Oh, no, we’re from two different generations. Don’t even start that (laughing). You can’t put him down in my generation! He was one of my heroes. If he’s a childhood hero, that’s a different generation, right? … No, Jeff and I really enjoyed one another over the years. People don’t realize that, because of our run-ins a couple of times on the race track, but off the track – at year-end points celebrations or banquets – we would always kind of find each other.
Over the years, nine times out of 10 by the end of the night, you would look over and Jeff’s the one you’re hanging with. It’s kind of funny how it all happened and now here you are looking over your shoulder in the broadcast booth and one of the guys you enjoyed the most is the guy you will be calling these races with.
I think you’ve got to find that line, you know? It’s like in the old hot rod; you’re only as fast as you allow yourself to be, and you’ve got to find that edge and that line. To be successful in show business, you’ve got to be right on that edge. If you watch talk show guys, any place that’s successful in that line of work rides that line, and they know where it is and they don’t step over it.
It’s going to take me a little time to find that line. I don’t want to be a complete goofball, but I want this to be fun. Our sport is fun. There are a lot of fun characters within the sport, and sometimes that gets left behind.
It kind of goes back to that line I was talking about. … Sometimes you know the guys on the track are buddies with those guys in the broadcast booth, and the guys in the booth won’t call them out. I feel like that’s one thing that I have to do to be a good broadcaster. Hey, I’m a race car driver, I know when a guy makes a mistake and didn’t take a chance, maybe, or took too big of a chance.
I think I have a unique perspective where I can talk about some of that stuff. But I also think there’s a lot of things that go on during a race that the casual fan doesn’t know, and I don’t know why, but I’ve always been able to see things that other people sometimes don’t see. So, hopefully, I’ll be able to contribute in those ways.
Way different, way different. But, you know, it is, but it isn’t. You get in that car and make a mistake, it’s your ass on the line. But make no mistake about it: You get in that booth and make a mistake, and it’s still your ass on the line. You’re going to be hearing from your boss one way or another.
I guess that’s where the similarities are, but the difference is the pressure. When you’re on the race track, you get so many opportunities to make up for a mistake.

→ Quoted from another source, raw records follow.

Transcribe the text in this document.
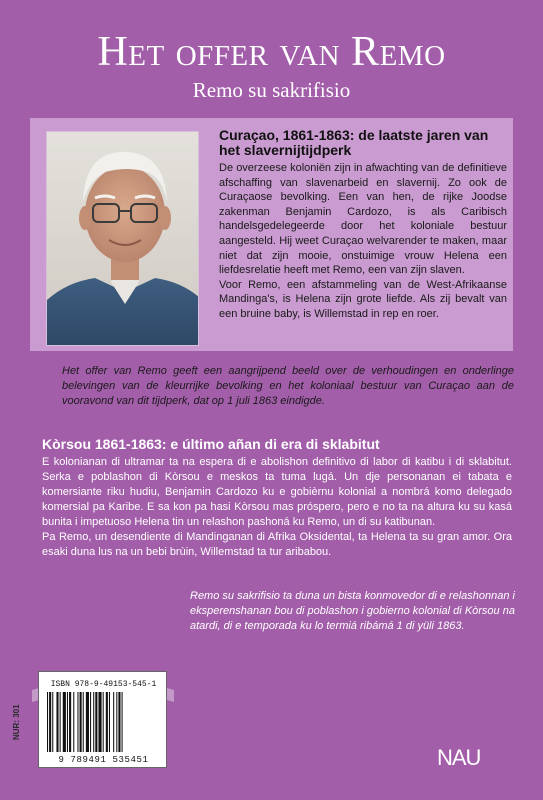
Het offer van Remo
Remo su sakrifisio
Curaçao, 1861-1863: de laatste jaren van het slavernijtijdperk

De overzeese koloniën zijn in afwachting van de definitieve afschaffing van slavenarbeid en slavernij. Zo ook de Curaçaose bevolking. Een van hen, de rijke Joodse zakenman Benjamin Cardozo, is als Caribisch handelsgedelegeerde door het koloniale bestuur aangesteld. Hij weet Curaçao welvarender te maken, maar niet dat zijn mooie, onstuimige vrouw Helena een liefdesrelatie heeft met Remo, een van zijn slaven.

Voor Remo, een afstammeling van de West-Afrikaanse Mandinga's, is Helena zijn grote liefde. Als zij bevalt van een bruine baby, is Willemstad in rep en roer.

Het offer van Remo geeft een aangrijpend beeld over de verhoudingen en onderlinge belevingen van de kleurrijke bevolking en het koloniaal bestuur van Curaçao aan de vooravond van dit tijdperk, dat op 1 juli 1863 eindigde.
Kòrsou 1861-1863: e último añan di era di sklabitut

E kolonianan di ultramar ta na espera di e abolishon definitivo di labor di katibu i di sklabitut. Serka e poblashon di Kòrsou e meskos ta tuma lugá. Un dje personanan ei tabata e komersiante riku hudiu, Benjamin Cardozo ku e gobièrnu kolonial a nombrá komo delegado komersial pa Karibe. E sa kon pa hasi Kòrsou mas próspero, pero e no ta na altura ku su kasá bunita i impetuoso Helena tin un relashon pashoná ku Remo, un di su katibunan.

Pa Remo, un desendiente di Mandinganan di Afrika Oksidental, ta Helena ta su gran amor. Ora esaki duna lus na un bebi brùin, Willemstad ta tur aribabou.

Remo su sakrifisio ta duna un bista konmovedor di e relashonnan i eksperenshanan bou di poblashon i gobierno kolonial di Kòrsou na atardi, di e temporada ku lo termiá ribámá 1 di yüli 1863.
ISBN 978-9-49153-545-1
9 789491 535451
NUR: 301
NAU
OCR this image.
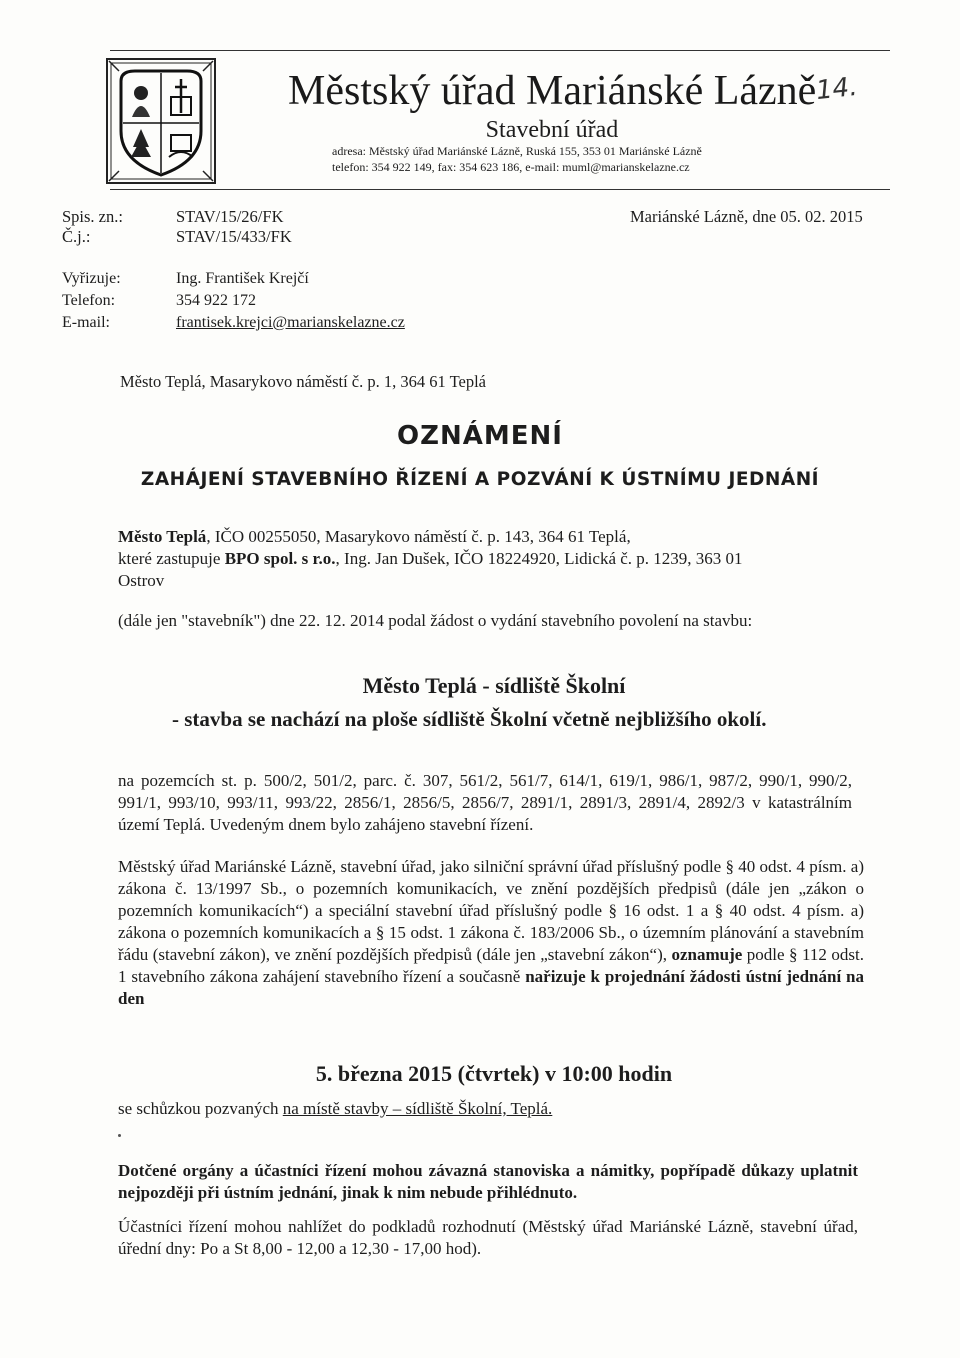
Městský úřad Mariánské Lázně
Stavební úřad
adresa: Městský úřad Mariánské Lázně, Ruská 155, 353 01 Mariánské Lázně
telefon: 354 922 149, fax: 354 623 186, e-mail: muml@marianskelazne.cz
14.
Spis. zn.:	STAV/15/26/FK
Č.j.:	STAV/15/433/FK
Mariánské Lázně, dne 05. 02. 2015
Vyřizuje:	Ing. František Krejčí
Telefon:	354 922 172
E-mail:	frantisek.krejci@marianskelazne.cz
Město Teplá, Masarykovo náměstí č. p. 1, 364 61 Teplá
OZNÁMENÍ
ZAHÁJENÍ STAVEBNÍHO ŘÍZENÍ A POZVÁNÍ K ÚSTNÍMU JEDNÁNÍ
Město Teplá, IČO 00255050, Masarykovo náměstí č. p. 143, 364 61 Teplá,
které zastupuje BPO spol. s r.o., Ing. Jan Dušek, IČO 18224920, Lidická č. p. 1239, 363 01
Ostrov
(dále jen "stavebník") dne 22. 12. 2014 podal žádost o vydání stavebního povolení na stavbu:
Město Teplá - sídliště Školní
- stavba se nachází na ploše sídliště Školní včetně nejbližšího okolí.
na pozemcích st. p. 500/2, 501/2, parc. č. 307, 561/2, 561/7, 614/1, 619/1, 986/1, 987/2, 990/1, 990/2, 991/1, 993/10, 993/11, 993/22, 2856/1, 2856/5, 2856/7, 2891/1, 2891/3, 2891/4, 2892/3 v katastrálním území Teplá. Uvedeným dnem bylo zahájeno stavební řízení.
Městský úřad Mariánské Lázně, stavební úřad, jako silniční správní úřad příslušný podle § 40 odst. 4 písm. a) zákona č. 13/1997 Sb., o pozemních komunikacích, ve znění pozdějších předpisů (dále jen „zákon o pozemních komunikacích“) a speciální stavební úřad příslušný podle § 16 odst. 1 a § 40 odst. 4 písm. a) zákona o pozemních komunikacích a § 15 odst. 1 zákona č. 183/2006 Sb., o územním plánování a stavebním řádu (stavební zákon), ve znění pozdějších předpisů (dále jen „stavební zákon“), oznamuje podle § 112 odst. 1 stavebního zákona zahájení stavebního řízení a současně nařizuje k projednání žádosti ústní jednání na den
5. března 2015 (čtvrtek) v 10:00 hodin
se schůzkou pozvaných na místě stavby – sídliště Školní, Teplá.
Dotčené orgány a účastníci řízení mohou závazná stanoviska a námitky, popřípadě důkazy uplatnit nejpozději při ústním jednání, jinak k nim nebude přihlédnuto.
Účastníci řízení mohou nahlížet do podkladů rozhodnutí (Městský úřad Mariánské Lázně, stavební úřad, úřední dny: Po a St 8,00 - 12,00 a 12,30 - 17,00 hod).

If you make a mistake on the air, people are going to remember that. That’s the thing about fans and just society anymore; people don’t forget, and they get hung up on that one mistake. So, the pressure’s definitely on.

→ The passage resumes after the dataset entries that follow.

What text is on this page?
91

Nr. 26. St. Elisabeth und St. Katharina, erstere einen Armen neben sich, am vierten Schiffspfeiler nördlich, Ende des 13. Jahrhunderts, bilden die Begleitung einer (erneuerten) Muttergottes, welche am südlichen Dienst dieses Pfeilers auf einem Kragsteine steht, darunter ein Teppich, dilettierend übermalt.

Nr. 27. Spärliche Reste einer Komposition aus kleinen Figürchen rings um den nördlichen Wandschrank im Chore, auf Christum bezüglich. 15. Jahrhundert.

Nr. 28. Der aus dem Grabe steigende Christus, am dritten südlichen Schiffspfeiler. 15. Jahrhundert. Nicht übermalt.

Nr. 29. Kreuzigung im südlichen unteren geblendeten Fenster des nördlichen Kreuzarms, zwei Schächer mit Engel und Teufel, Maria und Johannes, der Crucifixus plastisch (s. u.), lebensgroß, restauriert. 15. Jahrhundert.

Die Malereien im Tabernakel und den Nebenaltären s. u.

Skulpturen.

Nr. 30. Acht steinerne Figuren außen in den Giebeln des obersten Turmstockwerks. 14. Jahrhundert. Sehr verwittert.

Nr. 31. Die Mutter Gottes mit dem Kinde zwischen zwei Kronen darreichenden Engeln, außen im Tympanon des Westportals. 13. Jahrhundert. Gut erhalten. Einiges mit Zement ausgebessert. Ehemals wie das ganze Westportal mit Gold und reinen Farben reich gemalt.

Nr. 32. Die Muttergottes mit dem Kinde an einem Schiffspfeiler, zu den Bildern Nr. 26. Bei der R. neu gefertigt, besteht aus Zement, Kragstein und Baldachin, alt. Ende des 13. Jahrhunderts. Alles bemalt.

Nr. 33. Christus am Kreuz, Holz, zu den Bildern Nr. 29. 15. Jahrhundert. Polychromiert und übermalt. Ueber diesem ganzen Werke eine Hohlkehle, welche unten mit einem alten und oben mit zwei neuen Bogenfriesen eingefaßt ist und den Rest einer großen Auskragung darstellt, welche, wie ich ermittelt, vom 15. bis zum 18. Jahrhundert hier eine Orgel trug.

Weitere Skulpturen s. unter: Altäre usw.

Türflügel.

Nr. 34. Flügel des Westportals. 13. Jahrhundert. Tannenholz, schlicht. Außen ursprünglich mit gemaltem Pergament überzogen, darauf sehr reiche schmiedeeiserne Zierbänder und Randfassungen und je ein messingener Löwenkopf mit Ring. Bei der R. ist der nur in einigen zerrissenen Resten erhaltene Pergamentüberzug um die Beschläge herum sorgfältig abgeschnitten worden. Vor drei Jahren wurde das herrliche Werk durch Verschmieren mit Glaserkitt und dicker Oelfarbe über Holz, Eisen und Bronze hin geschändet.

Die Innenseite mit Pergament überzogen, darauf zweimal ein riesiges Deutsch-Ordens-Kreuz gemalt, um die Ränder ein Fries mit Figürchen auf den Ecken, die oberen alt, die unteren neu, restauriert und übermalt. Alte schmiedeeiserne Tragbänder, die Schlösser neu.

There’s a crazy number of stories. First and foremost, something that needed to happen for the better part of my career is going to new race tracks. When this sport really took off in the ’90s, look at the new race tracks, the new eyeballs that were watching races for the first time in their area at their race track. That’s happening again – finally.
We’re going to the Bristol dirt track, which is something no one’s ever seen. We’re going to COTA; that’s something that’s huge. As we go back to Nashville, these are huge, huge, huge. Starting the season off with the Busch Clash at the Daytona road course … just the willingness of NASCAR to be able to think outside the box and go for it is something that’s pretty uncharacteristic for them, since I’ve been in the sport.
I’m looking forward to these opportunities and looking forward to calling them in the booth, for sure.
Man, I don’t know. I think that’s what’s good about it. I can’t stay calm; you know what I mean? If it’s an intense situation, you can bet your butt I’m going to be wound up in that booth just like I would be in that race car. I think that’s hopefully where the magic is.”